Duty to be Accurate – by Philip King FCICM
2nd February 2018
In my last blog, I had a bit of a rant about the glib, and incorrect, use of insolvency terminology in relation to Carillion being placed into Compulsory Liquidation.
There was a debate in the House of Lords on 22 January in response to a question from Lord Mendelsohn asking what progress had been made in establishing the role of the Small Business Commissioner and what further action was being taken by government to support SMEs, including tackling the issue of late payments. If I was frustrated by the media’s recent misuse of insolvency terminology, my frustration was as nothing when compared to my irritation when reading the Hansard transcription of this debate.
Lord Mendelsohn talked about measures in place to try to encourage payment, some of them long standing, such as the Late Payment of Commercial Debts (Interest) Act 1998, amended and supplemented by the Late Payment of Commercial Debts Regulations 2002, and he asked for the Minister’s observations on companies’ duty to report under the Prompt Payment Code. I don’t want to appear a pedant, and I presume a researcher is more to blame than the noble Lord, but he seemed to overlook the Late Payment of Commercial Debts Regulations 2013 when he mentioned the 2002 regulations. Further, there is no ‘duty to report’ under the Prompt Payment Code; I assume he was referring to The Reporting on Payment Practices and Performance Regulations 2017 that were made to exercise the requirements of the Small Business, Enterprise and Employment Act 2015.
We are treated to an array of late payment statistics that range from the sublime to the ridiculous, and there is wide confusion about the measures aiming to deal with it. I’ve challenged a number of journalists and broadcasters in recent days about inadequate research leading to misinformation in their reporting, in particular about the Prompt Payment Code, but surely we’re entitled to expect accuracy in Parliamentary debates.

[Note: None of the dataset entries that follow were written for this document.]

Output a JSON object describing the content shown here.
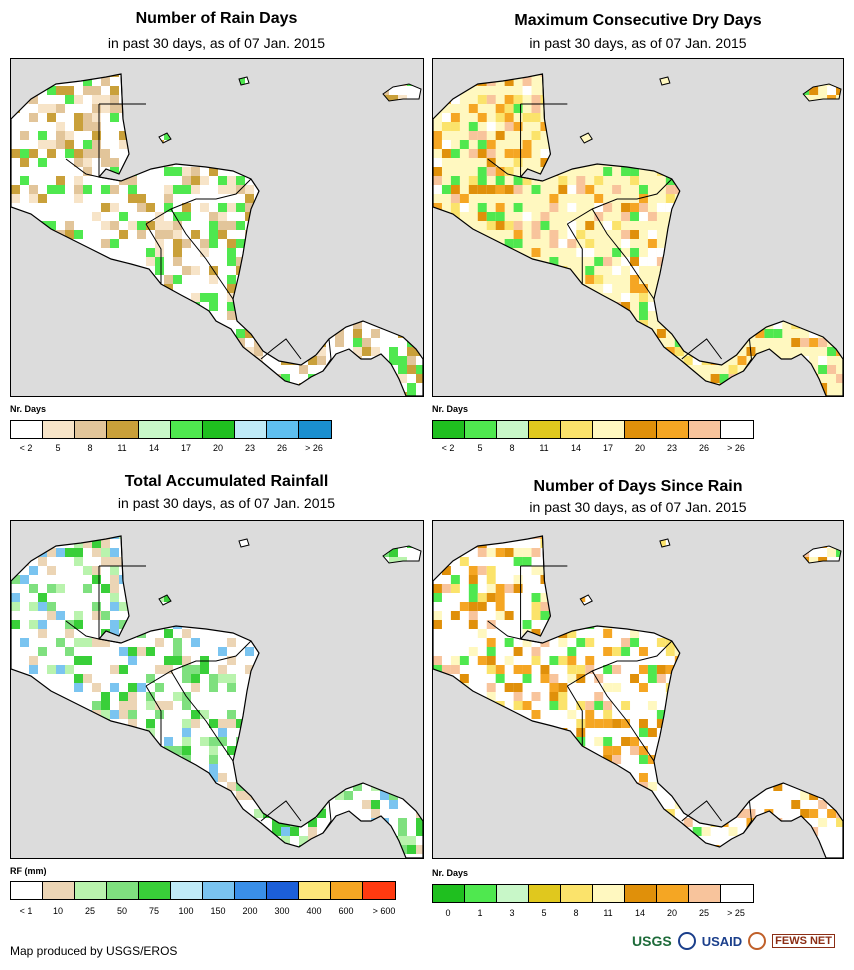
{
  "credit": "Map produced by USGS/EROS",
  "logos": {
    "usgs": "USGS",
    "usaid": "USAID",
    "fews": "FEWS NET"
  },
  "panels": [
    {
      "title": "Number of Rain Days",
      "subtitle": "in past 30 days, as of 07 Jan. 2015",
      "legend_title": "Nr. Days",
      "colors": [
        "#ffffff",
        "#f7e4c8",
        "#e2c59a",
        "#c9a03a",
        "#c8f7c8",
        "#4fe84f",
        "#1fbf1f",
        "#bfeaf7",
        "#5fbff0",
        "#1a8fd0"
      ],
      "labels": [
        "< 2",
        "5",
        "8",
        "11",
        "14",
        "17",
        "20",
        "23",
        "26",
        "> 26"
      ],
      "land_color": "#ffffff",
      "speckle": [
        "#f7e4c8",
        "#e2c59a",
        "#c9a03a",
        "#4fe84f"
      ]
    },
    {
      "title": "Maximum Consecutive Dry Days",
      "subtitle": "in past 30 days, as of 07 Jan. 2015",
      "legend_title": "Nr. Days",
      "colors": [
        "#1fbf1f",
        "#4fe84f",
        "#c8f7c8",
        "#e0c81e",
        "#fbe36b",
        "#fff8c0",
        "#e0900a",
        "#f5a623",
        "#f8c49c",
        "#ffffff"
      ],
      "labels": [
        "< 2",
        "5",
        "8",
        "11",
        "14",
        "17",
        "20",
        "23",
        "26",
        "> 26"
      ],
      "land_color": "#fff8c0",
      "speckle": [
        "#ffffff",
        "#fbe36b",
        "#e0900a",
        "#f8c49c",
        "#4fe84f",
        "#f5a623"
      ]
    },
    {
      "title": "Total Accumulated Rainfall",
      "subtitle": "in past 30 days, as of 07 Jan. 2015",
      "legend_title": "RF (mm)",
      "colors": [
        "#ffffff",
        "#ecd5b5",
        "#b9f3ad",
        "#7fe07f",
        "#39cf39",
        "#bfeaf7",
        "#7ac4f0",
        "#3a8fe8",
        "#1c5fd8",
        "#fde67a",
        "#f5a623",
        "#ff3a10"
      ],
      "labels": [
        "< 1",
        "10",
        "25",
        "50",
        "75",
        "100",
        "150",
        "200",
        "300",
        "400",
        "600",
        "> 600"
      ],
      "land_color": "#ffffff",
      "speckle": [
        "#ecd5b5",
        "#b9f3ad",
        "#7fe07f",
        "#39cf39",
        "#7ac4f0"
      ]
    },
    {
      "title": "Number of Days Since Rain",
      "subtitle": "in past 30 days, as of 07 Jan. 2015",
      "legend_title": "Nr. Days",
      "colors": [
        "#1fbf1f",
        "#4fe84f",
        "#c8f7c8",
        "#e0c81e",
        "#fbe36b",
        "#fff8c0",
        "#e0900a",
        "#f5a623",
        "#f8c49c",
        "#ffffff"
      ],
      "labels": [
        "0",
        "1",
        "3",
        "5",
        "8",
        "11",
        "14",
        "20",
        "25",
        "> 25"
      ],
      "land_color": "#ffffff",
      "speckle": [
        "#e0900a",
        "#f5a623",
        "#fbe36b",
        "#fff8c0",
        "#4fe84f",
        "#f8c49c"
      ]
    }
  ]
}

Just for the record, this diagram sets out the current government late payment measures, and I believe it’s accurate.
Currently, there is no requirement for signatories to the Prompt Payment Code to report, and the Code is a voluntary commitment by signatories to behave responsibly towards suppliers by paying them promptly. If a signatory fails to live up to the commitment, their signatory status can be challenged and the Chartered Institute of Credit Management will intervene, talk to both parties, assist in obtaining immediate payment of the outstanding invoices and identify what action is necessary to ensure prompt payment for the future. If the challenge cannot be successfully resolved in this way, the signatory can be removed from the Code.
The liquidation of Carillion has brought the subject of late payment to the fore but it’s worth noting that, sadly, no supplier nor business organisation had challenged the company’s behaviour since June 2016. Small businesses can be nervous about raising their head above the parapet, although there’s evidence to suggest they don’t need to be, but the same can’t be said for business organisations and it’s surprising, and to be regretted, that they remain silent. I have no idea what might have happened if Carillion had been the subject of a challenge but, if one had been raised and the company had been removed from the Code, some small businesses might have thought twice about becoming a supplier. Sometimes silence isn’t golden.